We are the world's biggest jailer

By Libby Spencer

It's beyond me how anyone can still call America the "land of the free" when the latest figures reveal 1 in 100 Americans are in jail. Our president hypocritically lectures oppressive regimes about human rights when in fact the population at greatest risk of incarceration is right here in the USA.

So is this because we have a more violent society? As dday explains, well -- no.

...[L]awmakers are learning that current prison growth is not driven primarily by a parallel increase in crime, or a corresponding surge in the population at large. Rather, it flows principally from a wave of policy choices that are sending more lawbreakers to prison and, through popular "three-strikes" measures and other sentencing enhancements, keeping them there longer. Overlaying that picture in some states has been the habitual use of prison stays to punish those who break rules governing their probation or parole.

The rules violations that send these people back to jail for impossibly long jail terms can be for something as small as missing a meeting with their PO or perhaps some petty crime like stealing a slice of pizza. Meanwhile, this "dumb on crime" approach leads to overcrowding so severe that truly violent offenders are released to reoffend again, which they often do. But the costs don't stop there.

And when sentencing laws eventually produce an overwhelming fiscal burden on the state (the cost of housing prisoners has jumped from $10 billion in 1987 to $44 billion last year), there aren't many choices: cut education or health care or social services to compensate, or contract the job out to private for-profit industry to reduce the expense. Of course, then those industries become reliant on "new customers" for their bottom line, and legislators are again pressured into increasing sentences, and the death spiral continues. There is a direct line between the campaign donations of the private prison industry and the states with the strictest sentencing laws.

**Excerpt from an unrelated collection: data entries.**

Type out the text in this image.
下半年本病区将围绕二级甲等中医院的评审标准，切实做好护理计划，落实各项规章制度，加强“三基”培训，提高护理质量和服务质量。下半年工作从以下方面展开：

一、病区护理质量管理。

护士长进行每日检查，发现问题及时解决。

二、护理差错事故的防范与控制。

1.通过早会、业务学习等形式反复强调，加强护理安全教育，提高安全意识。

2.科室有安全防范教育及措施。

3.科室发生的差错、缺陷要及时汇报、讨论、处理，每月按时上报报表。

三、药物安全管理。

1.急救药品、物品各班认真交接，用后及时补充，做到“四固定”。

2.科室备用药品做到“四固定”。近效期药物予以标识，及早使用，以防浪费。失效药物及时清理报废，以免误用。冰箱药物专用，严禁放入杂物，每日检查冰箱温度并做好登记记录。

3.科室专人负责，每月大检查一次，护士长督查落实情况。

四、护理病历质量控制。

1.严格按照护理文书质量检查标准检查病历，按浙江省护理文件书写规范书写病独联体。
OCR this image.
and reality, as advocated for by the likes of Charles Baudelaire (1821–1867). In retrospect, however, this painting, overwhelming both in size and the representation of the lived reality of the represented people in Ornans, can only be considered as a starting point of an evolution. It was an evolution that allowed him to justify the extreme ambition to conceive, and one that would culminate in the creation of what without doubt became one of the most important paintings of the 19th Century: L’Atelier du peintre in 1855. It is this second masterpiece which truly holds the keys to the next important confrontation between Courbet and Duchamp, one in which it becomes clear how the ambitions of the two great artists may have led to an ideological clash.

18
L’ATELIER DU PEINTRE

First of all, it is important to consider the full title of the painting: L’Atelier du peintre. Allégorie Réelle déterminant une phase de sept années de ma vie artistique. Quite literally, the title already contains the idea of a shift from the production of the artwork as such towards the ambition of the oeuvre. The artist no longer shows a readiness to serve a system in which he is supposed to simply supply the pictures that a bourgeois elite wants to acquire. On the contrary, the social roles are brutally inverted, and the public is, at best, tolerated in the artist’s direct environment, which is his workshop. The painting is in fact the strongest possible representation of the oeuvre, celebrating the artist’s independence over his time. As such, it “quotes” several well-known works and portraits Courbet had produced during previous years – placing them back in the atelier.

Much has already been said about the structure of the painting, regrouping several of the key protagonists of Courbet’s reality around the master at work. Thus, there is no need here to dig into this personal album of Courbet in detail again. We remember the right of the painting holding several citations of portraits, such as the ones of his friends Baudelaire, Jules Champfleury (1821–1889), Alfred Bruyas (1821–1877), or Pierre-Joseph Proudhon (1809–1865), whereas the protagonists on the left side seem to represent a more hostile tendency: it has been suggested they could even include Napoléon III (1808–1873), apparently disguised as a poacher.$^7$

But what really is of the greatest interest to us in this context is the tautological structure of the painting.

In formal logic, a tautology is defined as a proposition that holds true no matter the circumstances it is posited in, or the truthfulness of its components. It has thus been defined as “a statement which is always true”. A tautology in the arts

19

This harebrained policy is driven largely by the new prison-industrial complex that contributes heavily to politicians and is supported by small communities whose economic security depends on housing the prisons.

What's missing in the reactions to this story is the nexus between the war on marijuana and prison overcrowding. The root of the problem and the solution both lie there. Non-violent marijuana offenders make up a large percentage of the population. The communities who benefit from prison expansion are largely those who formerly thrived on agricultural enterprises. The obvious fix would be to legalize marijuana and industrial hemp.

These communites could then make a living on raising farm crops again instead of on caging their fellow Americans. Furthermore, the industry would be contributing revenue to the tax base, rather than sucking tax dollars out of the municipal coffers simply to punish our citizens for non-violent, non-infringing lifestyle choices.